A new survey indicates more future college students plan to take out loans for their education and their parents are more willing to help them with the costs.
Fifty-five percent of parents surveyed said their child is planning to use student loans to pay for their education, an increase from 50% in 2012, according to results from Discover Student Loans’ fifth annual survey on trends in student loans.
The percent of parents who are willing to help their children with student, or other types of loans, to pay for college is also rising. Overall, 78% of parents expect to help their child pay for college while 75% are very or somewhat worried about having enough money to do so, according to the survey. Also, 61% of parents surveyed said they are very or somewhat likely to help their child pay back their loans, compared to 55% in 2012.
Discover Student Loans surveyed 1,000 adults with children ages 16-18 who are planning to attend college.
Most parents, when asked how much of their child’s education they could afford, said it would be up to 25% while the percentage who said they could afford all of it increased slightly from 9% in 2015 to 11% this year, according to the survey. Thirty-two percent of parents said student loans will cover the cost of their child’s education, followed by 27% who said they will use family savings.

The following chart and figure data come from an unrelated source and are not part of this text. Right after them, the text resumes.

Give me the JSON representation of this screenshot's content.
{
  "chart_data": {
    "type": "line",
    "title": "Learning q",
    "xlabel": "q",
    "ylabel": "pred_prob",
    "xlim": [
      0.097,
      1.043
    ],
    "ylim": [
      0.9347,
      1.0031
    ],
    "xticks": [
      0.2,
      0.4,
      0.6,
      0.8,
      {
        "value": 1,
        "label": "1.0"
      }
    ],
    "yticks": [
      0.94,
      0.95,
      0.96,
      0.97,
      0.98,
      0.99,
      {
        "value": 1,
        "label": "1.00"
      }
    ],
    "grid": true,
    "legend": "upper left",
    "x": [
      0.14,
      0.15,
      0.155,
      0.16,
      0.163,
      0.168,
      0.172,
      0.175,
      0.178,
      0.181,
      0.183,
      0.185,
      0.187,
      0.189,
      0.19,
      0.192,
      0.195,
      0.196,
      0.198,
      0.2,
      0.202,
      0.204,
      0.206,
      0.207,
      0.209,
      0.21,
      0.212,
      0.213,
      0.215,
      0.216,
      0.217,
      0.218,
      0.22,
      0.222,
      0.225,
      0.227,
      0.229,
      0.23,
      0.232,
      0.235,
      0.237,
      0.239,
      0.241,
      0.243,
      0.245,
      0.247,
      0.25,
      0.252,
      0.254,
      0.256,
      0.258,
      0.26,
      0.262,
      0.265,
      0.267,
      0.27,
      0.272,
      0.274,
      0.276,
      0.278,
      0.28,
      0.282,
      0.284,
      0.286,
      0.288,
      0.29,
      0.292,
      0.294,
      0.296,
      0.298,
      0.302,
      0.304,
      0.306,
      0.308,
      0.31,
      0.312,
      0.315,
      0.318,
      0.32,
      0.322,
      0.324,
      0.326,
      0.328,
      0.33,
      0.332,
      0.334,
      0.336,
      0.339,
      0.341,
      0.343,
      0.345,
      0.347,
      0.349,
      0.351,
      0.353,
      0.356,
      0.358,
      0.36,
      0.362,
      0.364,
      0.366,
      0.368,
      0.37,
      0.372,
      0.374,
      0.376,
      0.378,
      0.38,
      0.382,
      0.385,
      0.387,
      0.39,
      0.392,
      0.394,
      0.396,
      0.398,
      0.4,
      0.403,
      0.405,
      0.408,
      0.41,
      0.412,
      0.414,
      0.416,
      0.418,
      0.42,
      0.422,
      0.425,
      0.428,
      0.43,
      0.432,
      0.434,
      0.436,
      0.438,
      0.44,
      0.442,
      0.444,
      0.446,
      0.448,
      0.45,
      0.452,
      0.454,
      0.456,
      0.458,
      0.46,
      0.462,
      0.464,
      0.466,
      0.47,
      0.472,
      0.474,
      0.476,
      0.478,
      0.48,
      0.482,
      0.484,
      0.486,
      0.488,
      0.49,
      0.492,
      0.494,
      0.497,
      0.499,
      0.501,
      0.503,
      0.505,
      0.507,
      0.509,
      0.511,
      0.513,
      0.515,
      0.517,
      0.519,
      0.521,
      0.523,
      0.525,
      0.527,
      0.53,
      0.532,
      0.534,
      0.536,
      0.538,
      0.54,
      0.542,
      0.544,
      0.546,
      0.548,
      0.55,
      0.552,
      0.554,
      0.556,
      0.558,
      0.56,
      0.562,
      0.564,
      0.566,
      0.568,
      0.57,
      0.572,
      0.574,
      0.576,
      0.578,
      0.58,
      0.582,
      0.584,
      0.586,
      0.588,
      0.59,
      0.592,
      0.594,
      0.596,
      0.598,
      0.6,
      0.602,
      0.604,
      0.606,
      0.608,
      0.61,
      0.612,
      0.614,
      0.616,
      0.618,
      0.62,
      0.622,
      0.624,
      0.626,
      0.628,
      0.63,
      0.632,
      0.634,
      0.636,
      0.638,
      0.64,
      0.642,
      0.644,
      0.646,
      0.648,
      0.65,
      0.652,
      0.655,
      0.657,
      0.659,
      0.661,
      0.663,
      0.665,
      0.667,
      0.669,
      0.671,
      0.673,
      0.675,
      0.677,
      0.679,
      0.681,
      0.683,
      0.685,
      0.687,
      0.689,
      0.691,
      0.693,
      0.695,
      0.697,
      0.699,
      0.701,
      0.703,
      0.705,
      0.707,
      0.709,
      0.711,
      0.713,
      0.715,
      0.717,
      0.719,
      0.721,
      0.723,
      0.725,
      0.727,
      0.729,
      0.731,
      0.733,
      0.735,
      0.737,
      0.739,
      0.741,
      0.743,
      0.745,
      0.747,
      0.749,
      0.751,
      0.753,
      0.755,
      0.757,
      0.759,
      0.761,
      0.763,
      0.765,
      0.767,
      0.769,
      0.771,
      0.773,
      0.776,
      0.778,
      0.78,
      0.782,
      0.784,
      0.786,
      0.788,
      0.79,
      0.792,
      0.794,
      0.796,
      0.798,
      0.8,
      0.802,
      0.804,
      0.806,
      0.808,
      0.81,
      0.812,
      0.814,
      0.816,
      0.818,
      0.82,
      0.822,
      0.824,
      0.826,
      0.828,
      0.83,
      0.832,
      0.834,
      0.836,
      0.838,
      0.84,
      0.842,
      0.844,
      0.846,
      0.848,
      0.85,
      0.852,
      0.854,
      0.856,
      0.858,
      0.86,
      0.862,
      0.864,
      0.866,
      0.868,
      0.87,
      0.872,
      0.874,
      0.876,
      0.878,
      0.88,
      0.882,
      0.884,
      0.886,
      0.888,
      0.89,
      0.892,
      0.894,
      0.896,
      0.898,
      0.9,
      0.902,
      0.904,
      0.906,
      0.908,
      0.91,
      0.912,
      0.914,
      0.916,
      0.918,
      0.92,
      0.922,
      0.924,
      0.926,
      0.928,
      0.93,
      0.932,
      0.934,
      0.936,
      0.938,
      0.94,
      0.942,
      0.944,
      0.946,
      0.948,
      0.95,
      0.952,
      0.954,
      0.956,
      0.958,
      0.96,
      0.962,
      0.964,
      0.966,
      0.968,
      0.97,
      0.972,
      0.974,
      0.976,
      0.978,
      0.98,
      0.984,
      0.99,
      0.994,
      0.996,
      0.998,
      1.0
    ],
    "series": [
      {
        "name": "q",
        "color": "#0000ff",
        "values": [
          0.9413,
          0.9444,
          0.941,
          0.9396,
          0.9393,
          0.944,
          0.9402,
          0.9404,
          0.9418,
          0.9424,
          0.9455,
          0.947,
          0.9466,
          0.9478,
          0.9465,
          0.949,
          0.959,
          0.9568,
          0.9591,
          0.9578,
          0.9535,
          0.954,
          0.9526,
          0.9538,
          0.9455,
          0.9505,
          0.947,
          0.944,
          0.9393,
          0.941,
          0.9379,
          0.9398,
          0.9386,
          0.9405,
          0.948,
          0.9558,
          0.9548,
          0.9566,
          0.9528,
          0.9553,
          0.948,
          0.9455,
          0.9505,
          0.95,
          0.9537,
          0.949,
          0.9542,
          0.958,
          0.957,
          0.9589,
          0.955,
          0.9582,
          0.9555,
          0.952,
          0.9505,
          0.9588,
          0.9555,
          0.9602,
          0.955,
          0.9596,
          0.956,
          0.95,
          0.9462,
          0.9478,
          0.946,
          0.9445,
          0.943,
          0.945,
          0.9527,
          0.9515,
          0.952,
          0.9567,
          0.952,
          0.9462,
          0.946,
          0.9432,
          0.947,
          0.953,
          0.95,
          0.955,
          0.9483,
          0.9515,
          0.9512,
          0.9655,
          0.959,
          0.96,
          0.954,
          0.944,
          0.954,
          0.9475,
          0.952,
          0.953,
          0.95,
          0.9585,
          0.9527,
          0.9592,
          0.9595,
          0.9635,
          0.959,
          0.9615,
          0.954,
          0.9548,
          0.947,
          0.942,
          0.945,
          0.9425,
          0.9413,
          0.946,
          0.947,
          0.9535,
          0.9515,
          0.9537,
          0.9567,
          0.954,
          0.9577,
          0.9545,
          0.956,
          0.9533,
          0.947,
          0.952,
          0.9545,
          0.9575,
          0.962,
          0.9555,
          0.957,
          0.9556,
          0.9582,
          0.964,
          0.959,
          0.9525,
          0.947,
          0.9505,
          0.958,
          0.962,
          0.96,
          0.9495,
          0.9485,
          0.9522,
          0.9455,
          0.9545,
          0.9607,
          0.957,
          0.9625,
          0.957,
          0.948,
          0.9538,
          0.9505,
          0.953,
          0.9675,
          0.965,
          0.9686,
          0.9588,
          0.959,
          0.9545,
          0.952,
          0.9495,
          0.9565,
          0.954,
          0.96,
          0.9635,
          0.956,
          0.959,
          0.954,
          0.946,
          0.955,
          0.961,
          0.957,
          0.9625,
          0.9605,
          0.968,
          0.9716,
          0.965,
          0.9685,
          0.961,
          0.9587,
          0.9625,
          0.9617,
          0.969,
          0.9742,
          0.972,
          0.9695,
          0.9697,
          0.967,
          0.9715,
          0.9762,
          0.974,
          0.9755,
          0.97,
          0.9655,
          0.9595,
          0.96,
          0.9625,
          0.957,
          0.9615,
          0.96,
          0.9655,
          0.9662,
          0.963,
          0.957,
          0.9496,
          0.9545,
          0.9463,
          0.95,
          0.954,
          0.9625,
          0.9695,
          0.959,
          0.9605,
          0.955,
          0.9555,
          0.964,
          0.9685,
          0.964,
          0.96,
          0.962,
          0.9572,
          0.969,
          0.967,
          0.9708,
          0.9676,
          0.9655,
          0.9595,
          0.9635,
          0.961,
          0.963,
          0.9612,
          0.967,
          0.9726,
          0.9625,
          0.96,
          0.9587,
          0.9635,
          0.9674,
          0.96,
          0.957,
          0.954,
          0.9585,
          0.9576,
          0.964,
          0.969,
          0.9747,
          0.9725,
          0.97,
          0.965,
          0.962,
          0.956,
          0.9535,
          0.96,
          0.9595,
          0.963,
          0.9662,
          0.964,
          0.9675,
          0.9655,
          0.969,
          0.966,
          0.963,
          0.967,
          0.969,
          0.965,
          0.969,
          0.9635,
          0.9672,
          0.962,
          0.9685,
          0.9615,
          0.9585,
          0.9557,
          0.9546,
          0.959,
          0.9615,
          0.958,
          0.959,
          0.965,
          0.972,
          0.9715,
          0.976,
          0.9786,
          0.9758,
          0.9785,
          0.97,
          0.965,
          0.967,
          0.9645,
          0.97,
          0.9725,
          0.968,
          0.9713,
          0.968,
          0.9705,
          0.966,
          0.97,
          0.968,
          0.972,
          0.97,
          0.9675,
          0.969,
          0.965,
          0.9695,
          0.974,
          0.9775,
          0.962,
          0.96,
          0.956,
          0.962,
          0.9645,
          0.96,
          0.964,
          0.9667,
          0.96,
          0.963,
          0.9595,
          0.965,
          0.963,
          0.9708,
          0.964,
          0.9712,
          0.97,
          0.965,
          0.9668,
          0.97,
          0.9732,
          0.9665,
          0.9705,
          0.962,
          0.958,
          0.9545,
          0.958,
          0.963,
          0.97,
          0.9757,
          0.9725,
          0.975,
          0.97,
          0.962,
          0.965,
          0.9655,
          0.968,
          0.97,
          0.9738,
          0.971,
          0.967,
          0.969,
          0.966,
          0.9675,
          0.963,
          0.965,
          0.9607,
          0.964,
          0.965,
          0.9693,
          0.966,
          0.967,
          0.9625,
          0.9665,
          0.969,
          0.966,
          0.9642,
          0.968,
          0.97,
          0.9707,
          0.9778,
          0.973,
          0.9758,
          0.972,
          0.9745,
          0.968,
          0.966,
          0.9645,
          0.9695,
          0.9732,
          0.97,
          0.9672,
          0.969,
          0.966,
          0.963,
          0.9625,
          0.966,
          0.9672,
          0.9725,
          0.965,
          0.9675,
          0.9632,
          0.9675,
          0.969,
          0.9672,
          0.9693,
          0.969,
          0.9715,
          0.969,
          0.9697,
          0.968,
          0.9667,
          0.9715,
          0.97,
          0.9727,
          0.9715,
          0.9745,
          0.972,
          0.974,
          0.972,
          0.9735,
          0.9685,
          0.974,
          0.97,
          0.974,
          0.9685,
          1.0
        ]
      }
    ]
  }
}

"While a vast majority of parents still report that they want to help their children pay for college, it’s clear that students are being asked to take on more financial ownership than in previous years," said Danny Ray, president of Discover Student Loans. The cost of college is an important factor when deciding on a school and 43% of parents responded that they are limiting their child’s college choice based on price, according to the survey. "Interestingly, this number has decreased since last year, when nearly half, 48% said price was limiting the choice of college,” the survey results stated.Thirty-one percent of parents said it would be more cost effective for their child to attend a public university instead of a private university; 30% saw public universities as a more cost-effective alternative to community college. Parents are evenly split, with 42% saying yes and no, that they would be more likely to help pay for their child’s education if they major in a field that would help them find a job, according to the survey.
Overall, parents are slightly less worried that their children’s student loan debt will impact their ability to purchase a car or house after graduation. Fifty percent of parents said they are very worried about the impact of student loan debt on their children’s financial future, compared to 55% and 58% in 2014 and 2015, respectively, according to the survey.